Nah, harapan tersebut ternyata terwujud pada hari ini (21/7) ketika Piastri berhasil menjuarai GP Hungaria. Namun, kemenangan tersebut menjadi terasa awkward karena kesalahan strategi yang dilakukan oleh timnya.

Hampir Terulangnya Peristiwa Multi 21 oleh McLaren

Untung Saja Tidak Ribut (PlanetF1)

Sejak babak kualifikasi, McLaren sudah terlihat akan mendominasi GP Hungaria, karena Lando Norris dan Oscar Piastri berhasil start dari posisi 1-2. Di belakang mereka ada Max Verstappen dari Red Bull, yang entah mengapa mobilnya selama beberapa balapan terakhir terlihat underperform.

Balapan sudah terlihat akan “kacau” sejak tikungan pertama, karena Norris kehilangan posisinya saat berduel dengan Verstappen. Piastri pun berhasil mengambil alih pimpinan balapan selama berlap-lap.

“Drama” dimulai ketika sesi pit kedua, di mana McLaren memutuskan untuk meminta Norris untuk pit terlebih dahulu.

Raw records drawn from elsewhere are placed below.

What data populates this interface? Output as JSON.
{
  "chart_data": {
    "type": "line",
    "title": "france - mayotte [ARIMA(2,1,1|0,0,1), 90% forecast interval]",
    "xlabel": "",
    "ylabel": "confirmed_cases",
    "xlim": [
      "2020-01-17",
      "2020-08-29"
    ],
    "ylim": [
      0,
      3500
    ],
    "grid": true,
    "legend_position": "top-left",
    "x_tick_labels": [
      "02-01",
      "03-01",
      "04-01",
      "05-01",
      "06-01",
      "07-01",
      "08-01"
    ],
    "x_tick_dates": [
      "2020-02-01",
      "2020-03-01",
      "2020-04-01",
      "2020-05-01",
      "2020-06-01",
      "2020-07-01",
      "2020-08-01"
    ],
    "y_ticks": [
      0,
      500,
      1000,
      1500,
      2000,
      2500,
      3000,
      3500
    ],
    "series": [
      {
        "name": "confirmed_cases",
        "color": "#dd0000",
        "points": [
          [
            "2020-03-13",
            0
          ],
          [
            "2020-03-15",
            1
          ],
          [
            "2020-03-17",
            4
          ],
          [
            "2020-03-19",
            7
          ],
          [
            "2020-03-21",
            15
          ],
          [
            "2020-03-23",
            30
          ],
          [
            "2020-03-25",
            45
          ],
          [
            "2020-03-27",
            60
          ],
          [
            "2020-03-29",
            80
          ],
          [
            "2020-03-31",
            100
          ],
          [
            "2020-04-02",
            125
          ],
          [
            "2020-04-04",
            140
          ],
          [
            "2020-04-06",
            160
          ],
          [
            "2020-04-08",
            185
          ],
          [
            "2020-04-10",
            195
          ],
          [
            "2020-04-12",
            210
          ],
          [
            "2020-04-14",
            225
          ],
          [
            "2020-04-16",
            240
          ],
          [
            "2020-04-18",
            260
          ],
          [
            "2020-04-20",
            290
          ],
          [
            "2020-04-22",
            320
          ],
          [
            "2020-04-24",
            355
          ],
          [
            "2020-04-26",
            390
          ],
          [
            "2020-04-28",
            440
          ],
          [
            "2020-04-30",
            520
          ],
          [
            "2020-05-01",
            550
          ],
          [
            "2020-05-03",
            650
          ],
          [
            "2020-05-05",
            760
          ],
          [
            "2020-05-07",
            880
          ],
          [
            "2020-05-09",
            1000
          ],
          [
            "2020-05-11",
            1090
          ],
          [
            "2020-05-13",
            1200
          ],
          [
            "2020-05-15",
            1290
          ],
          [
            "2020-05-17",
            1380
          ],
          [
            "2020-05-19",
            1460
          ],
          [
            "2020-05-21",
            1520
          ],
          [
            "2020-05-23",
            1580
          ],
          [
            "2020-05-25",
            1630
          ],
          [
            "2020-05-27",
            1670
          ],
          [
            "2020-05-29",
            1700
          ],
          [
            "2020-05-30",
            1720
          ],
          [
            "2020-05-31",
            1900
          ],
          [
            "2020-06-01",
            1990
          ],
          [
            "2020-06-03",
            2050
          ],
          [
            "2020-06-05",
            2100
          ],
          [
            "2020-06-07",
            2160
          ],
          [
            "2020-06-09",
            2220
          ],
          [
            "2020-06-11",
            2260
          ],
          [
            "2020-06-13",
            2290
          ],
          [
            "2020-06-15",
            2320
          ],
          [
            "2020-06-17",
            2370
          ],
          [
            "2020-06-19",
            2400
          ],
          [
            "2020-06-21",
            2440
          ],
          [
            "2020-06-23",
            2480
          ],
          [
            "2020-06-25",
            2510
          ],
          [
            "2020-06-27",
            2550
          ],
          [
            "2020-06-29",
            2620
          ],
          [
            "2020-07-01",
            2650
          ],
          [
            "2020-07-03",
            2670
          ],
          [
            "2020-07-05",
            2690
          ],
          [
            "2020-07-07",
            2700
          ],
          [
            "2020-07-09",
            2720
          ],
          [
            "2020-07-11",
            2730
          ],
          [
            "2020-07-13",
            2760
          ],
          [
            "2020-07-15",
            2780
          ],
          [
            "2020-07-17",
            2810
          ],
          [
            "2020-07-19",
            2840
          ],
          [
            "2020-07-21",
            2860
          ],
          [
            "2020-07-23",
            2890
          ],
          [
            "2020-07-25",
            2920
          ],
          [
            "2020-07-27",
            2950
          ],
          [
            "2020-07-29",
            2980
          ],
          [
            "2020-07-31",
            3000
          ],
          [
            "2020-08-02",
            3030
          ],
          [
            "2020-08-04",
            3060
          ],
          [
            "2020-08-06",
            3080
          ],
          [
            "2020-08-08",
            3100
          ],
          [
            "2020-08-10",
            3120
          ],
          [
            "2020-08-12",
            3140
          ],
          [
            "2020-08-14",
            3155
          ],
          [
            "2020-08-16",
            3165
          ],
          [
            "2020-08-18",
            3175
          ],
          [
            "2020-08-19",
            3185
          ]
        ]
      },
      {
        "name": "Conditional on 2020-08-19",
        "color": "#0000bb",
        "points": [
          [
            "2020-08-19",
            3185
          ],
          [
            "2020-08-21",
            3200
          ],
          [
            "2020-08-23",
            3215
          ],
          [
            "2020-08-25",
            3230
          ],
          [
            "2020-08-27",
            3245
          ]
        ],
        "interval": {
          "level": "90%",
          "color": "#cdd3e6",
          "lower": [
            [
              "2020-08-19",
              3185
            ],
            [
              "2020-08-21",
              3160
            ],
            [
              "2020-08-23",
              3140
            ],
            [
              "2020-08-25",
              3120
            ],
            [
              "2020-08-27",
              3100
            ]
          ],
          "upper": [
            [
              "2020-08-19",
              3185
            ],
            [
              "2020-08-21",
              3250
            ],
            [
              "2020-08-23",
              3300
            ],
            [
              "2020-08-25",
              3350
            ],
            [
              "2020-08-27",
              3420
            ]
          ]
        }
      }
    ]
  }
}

Alasannya, agar Norris bisa menahan laju Lewis Hamilton dan mengamankan kemenangan Piastri.

Masalahnya, sebenarnya jarak Hamilton dengan para pembalap McLaren sebenarnya masih relatif jauh, sehingga muncul kesan kalau memang tim menginginkan Norris yang menang demi bisa mendekat ke Verstappen.

Benar saja, saat Piastri pit, Norris berhasil mengambil alih pimpinan balapan. Ia seolah berhasil melakukan strategi undercut untuk menyalip rekan setimnya sendiri. Alhasil, radio tim McLaren pun menjadi penuh drama setelah kejadian ini.

Di radio, tim meminta Norris untuk memberikan kembali posisi pertama kepada Piastri, mungkin karena menyadari kesalahan strategi yang tidak menguntungkan Piastri yang sejatinya sudah mengemudi dengan baik sepanjang balapan.

Norris awalnya tampak enggan, apalagi pace-nya jauh lebih cepat dari Piastri karena jaraknya sempat mencapai 7 detik. Namun, di tiga lap terakhir, akhirnya Norris menuruti team order tersebut dan memberikan kemenangan perdana bagi Piastri.

Kemenangan Pertama Jadi Terasa Awkward (SuperSport)

Kemenangan ini pun terasa sedikit awkward bagi Piastri. Di radio setelah finis, ia terdengar kurang bersemangat dan langsung meminta maaf! Mungkin ia sendiri merasa bersalah dengan apa yang telah terjadi, karena sepertinya ia adalah tipe orang yang gak enakan.

Sorry, I made this all a lot more painful than it needed to be,” ungkap Piastri di radio begitu berhasil finis di posisi pertama.

Norris pun bisa dibilang tidak bersalah sama sekali. Ia hanya melakukan tugasnya sebagai pembalap untuk memacu kendaraannya sekencang mungkin. Apalagi, ia juga sedang mengejar Verstappen mati-matian untuk menjadi juara musim ini.

Kesalahan murni terdapat pada strategi McLaren, yang seharusnya memasukkan Piastri ke pit terlebih dahulu sebelum Norris. Untungnya, Norris bisa menahan egonya dan menuruti perintah tim, tidak seperti Verstappen beberapa tahun lalu.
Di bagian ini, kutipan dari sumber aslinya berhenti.